One serving of dry chia seeds is 3 tablespoons, which weighs about 1.4 ounces. Each serving has just over 190 calories.
17. Hydrophilic Properties
One of the exceptional qualities of the Chia seed is its hydrophilic properties, having the ability to absorb more than 12 times its weigh in water. Its ability to hold on to water offers the ability to prolong hydration. Fluids and electrolytes provide the environment that supports the life of all the body’s cells. Their concentration and composition are regulated to remain as constant as possible. With Chia seeds, you retain moisture, regulate, more efficiently, the bodies’ absorption of nutrients and body fluids. Because there is a greater efficiency in the utilization of body fluids, the electrolyte balance is maintained.
18. Balanced Fibre and Carb
Looking at the nutrition profile of chia seeds, you see that an ounce has 12 grams of carbohydrates. However, 11 of those grams are fiber which isn’t digested by the body. Fiber doesn’t raise blood sugar, doesn’t require insulin to be disposed of and therefore shouldn’t count as a carb. The true carb content is only 1 gram per ounce, which is very low. This makes chia a low-carb friendly food. Because of all the fiber, chia seeds can absorb up to 10-12 times their weight in water, becoming gel-like and expanding in your stomach. Theoretically, this should increase fullness, slow absorption of your food and help you automatically eat fewer calories. Fiber also feeds the friendly bacteria in the intestine, which is important because keeping your gut bugs well fed is absolutely crucial for health. Chia seeds are 40% fiber, by weight. This makes them one of the best sources of fiber in the world. Read the study here.

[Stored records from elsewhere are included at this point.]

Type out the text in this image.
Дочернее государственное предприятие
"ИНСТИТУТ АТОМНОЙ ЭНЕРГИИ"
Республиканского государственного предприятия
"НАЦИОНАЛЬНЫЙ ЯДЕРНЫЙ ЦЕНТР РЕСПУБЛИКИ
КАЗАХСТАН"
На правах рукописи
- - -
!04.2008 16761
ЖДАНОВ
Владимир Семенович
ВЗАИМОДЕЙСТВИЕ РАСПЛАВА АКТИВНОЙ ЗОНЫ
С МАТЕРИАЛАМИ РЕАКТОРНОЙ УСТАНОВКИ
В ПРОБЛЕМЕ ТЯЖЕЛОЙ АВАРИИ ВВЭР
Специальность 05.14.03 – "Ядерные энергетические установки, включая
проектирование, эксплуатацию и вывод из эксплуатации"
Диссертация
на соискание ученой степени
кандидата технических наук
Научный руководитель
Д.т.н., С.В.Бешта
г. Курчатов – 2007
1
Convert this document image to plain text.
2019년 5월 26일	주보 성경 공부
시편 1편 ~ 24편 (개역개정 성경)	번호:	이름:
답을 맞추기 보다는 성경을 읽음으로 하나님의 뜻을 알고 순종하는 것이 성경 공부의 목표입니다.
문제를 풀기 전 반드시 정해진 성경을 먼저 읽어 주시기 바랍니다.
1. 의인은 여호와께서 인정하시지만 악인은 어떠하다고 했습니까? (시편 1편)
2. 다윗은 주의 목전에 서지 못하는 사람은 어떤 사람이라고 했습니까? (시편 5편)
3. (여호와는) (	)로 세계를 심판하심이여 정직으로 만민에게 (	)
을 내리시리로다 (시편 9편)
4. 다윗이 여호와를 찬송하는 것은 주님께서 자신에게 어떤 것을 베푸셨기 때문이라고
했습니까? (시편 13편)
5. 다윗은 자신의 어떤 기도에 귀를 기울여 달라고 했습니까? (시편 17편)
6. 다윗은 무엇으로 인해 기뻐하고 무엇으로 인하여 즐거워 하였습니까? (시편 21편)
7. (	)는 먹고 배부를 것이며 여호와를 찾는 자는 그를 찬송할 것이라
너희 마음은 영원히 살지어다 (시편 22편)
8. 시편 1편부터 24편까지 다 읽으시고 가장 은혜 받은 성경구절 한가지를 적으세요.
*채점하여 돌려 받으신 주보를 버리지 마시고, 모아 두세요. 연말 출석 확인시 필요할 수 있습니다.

In summary, a 1 ounce (28 grams/2tbsp) serving of chia seeds contains:
• Fiber: 11 grams.
• Protein: 4 grams.
• Fat: 9 grams (5 of which are Omega-3s).
• Calcium: 18% of the RDA.
• Manganese: 30% of the RDA.
• Magnesium: 30% of the RDA.
• Phosphorus: 27% of the RDA.
• They also contain a decent amount of Zinc, Vitamin B3 (Niacin), Potassium, Vitamin B1 (Thiamine) and Vitamin B2.
• Provides 137 calories and 1 gram of digestible carbohydrate. (If you subtract the fiber, which may not end up as usable calories for the body, chia seeds only contain 101 calories per ounce).
Chia seeds are whole grain food, and are usually grown organically, are non-GMO and naturally free of gluten. Chia seeds can be either black or white, but never brown. There is no nutritional difference between black and white chia, however brown chia is immature and should not be eaten. If you have food allergies (especially to sesame or mustard seeds) or are on high blood pressure medications or blood thinners, you should ask your health care provider before adding chia to your diet.